Sicchè è evidente che la prima preoccupazione del legislatore europeo è quella di offrire una tutela alla riservatezza dei dati personali, normativa alla quale l’Italia si adegua per la prima volta, nei limiti dei termini assegnati, con la legge del 31 dicembre 1996, n. 675 intitolata “Tutela delle persone e di altri soggetti rispetto al trattamento dei dati personali” che prevede tra l’altro l’istituzione dell’Autorità Garante per la Protezione dei Dati Personali, che si insedierà nel marzo del 1997 sotto la guida illuminata per otto anni di Stefano Rodotà che di quella legge era stato il maggiore ispiratore.
L’approccio alle tematiche dell’incidenza dell’informatica sulla persona deve guardare alla persona sotto due profili: la persona come soggetto e la persona come oggetto. Ma anche una tale distinzione talvolta si dissolve, evidenziando come al giorno d’oggi nella materia informatica la persona è contemporaneamente soggetto ed oggetto.
Uno dei temi principali attiene alla imputabilità della dichiarazione giuridicamente rilevante resa con strumenti informatici.
Il problema da risolvere è quello della identificazione certa del dichiarante, quando questi si palesa attraverso un pin, una password, una carta magnetica, o anche quando sottoscrive il documento informatico con la firma digitale: a seconda della tecnica utilizzata si potrà in maniera più o meno certa (massimamente con la firma digitale) associare quel dispositivo al soggetto al quale è stato rilasciato il certificato di firma, la tessera, il pin o la password, ma mai avere la certezza che sono utilizzati soltanto da quel soggetto. E’ evidente che, salvo che non si utilizzino tecniche biometriche, una tale sicurezza non sarà mai ottenibile.

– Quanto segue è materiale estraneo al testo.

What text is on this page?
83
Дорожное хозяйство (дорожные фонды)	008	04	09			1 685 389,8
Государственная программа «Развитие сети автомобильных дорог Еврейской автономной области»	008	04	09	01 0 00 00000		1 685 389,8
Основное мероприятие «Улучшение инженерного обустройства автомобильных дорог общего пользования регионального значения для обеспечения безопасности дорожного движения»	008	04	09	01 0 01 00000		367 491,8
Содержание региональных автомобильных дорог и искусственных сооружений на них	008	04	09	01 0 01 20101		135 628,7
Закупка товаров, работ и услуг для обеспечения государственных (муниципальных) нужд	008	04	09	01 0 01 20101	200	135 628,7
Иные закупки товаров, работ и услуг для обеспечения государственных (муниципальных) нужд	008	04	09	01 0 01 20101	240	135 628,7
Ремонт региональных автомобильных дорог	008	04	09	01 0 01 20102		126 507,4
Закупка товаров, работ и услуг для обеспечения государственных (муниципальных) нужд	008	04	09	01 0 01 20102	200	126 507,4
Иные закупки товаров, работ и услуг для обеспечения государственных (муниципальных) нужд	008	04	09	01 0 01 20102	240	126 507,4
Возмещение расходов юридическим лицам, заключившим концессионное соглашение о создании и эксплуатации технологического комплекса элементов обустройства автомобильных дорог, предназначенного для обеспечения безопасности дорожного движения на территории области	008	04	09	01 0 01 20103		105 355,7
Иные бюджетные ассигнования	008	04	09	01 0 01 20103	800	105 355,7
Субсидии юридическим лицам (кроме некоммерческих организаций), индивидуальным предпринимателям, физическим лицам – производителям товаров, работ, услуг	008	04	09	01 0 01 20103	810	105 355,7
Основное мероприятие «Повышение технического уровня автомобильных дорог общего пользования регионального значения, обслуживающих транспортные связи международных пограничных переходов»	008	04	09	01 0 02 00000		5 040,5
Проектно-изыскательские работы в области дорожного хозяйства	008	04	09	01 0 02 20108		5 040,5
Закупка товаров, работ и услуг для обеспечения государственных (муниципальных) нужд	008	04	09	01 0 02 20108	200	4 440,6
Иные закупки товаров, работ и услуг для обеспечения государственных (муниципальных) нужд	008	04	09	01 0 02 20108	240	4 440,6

Ed allora l’imputazione della dichiarazione negoziale attraverso tecniche informatiche deve necessariamente fondarsi sul principio dell’autoresponsabilità e dell’affidamento, nonché sulla valutazione della corretta custodia degli strumenti e delle “chiavi” di accesso al procedimento di creazione e comunicazione della dichiarazione informatica. D’altro canto, proprio in ragione di tale consapevolezza, l’atto pubblico informatico impone, ai fini della sua valida formazione, la presenza fisica delle parti e del notaio, anche se poi si utilizzano per la “sottoscrizione” le firme digitali.
L’informatica ha indubbiamente fortemente modificato il concetto di persona perché si ha una sorta di spersonalizzazione soggettiva, ma nel contempo l’acquisizione di una identità digitale. Il soggetto non è più necessariamente identificato come persona, è sufficiente che lo sia nel riferimento informatico, più o meno sicuro ed immediatamente manifesto ma comunque univocamente identificativo. Saranno poi i principi di autoresponsabilità e affidamento a regolamentare i casi di utilizzazione degli strumenti identificativi da parte di soggetti diversi dagli effettivi titolari.
Innanzitutto, dovrà essere possibile verificare se la loro utilizzazione sia stata o meno realizzata con la consapevole volontà del titolare, se gli strumenti identificativi siano stati da questi adeguatamente custoditi e se l’uso indebito e comunque “contro la sua volontà” sia stato tempestivamente e nei modi adeguati comunicato a chi di competenza.
Si dovrà valutare compiutamente quanto ampia debba essere la tutela dell’affidamento (della controparte contrattuale e del terzo) sulla identificazione del soggetto al quale una determinata dichiarazione e azione sia imputabile. Quello della identificazione soggettiva nell’era informatica non è un problema di univoca e facile soluzione, dinanzi a orientamenti e segnali sociali di ambigua lettura.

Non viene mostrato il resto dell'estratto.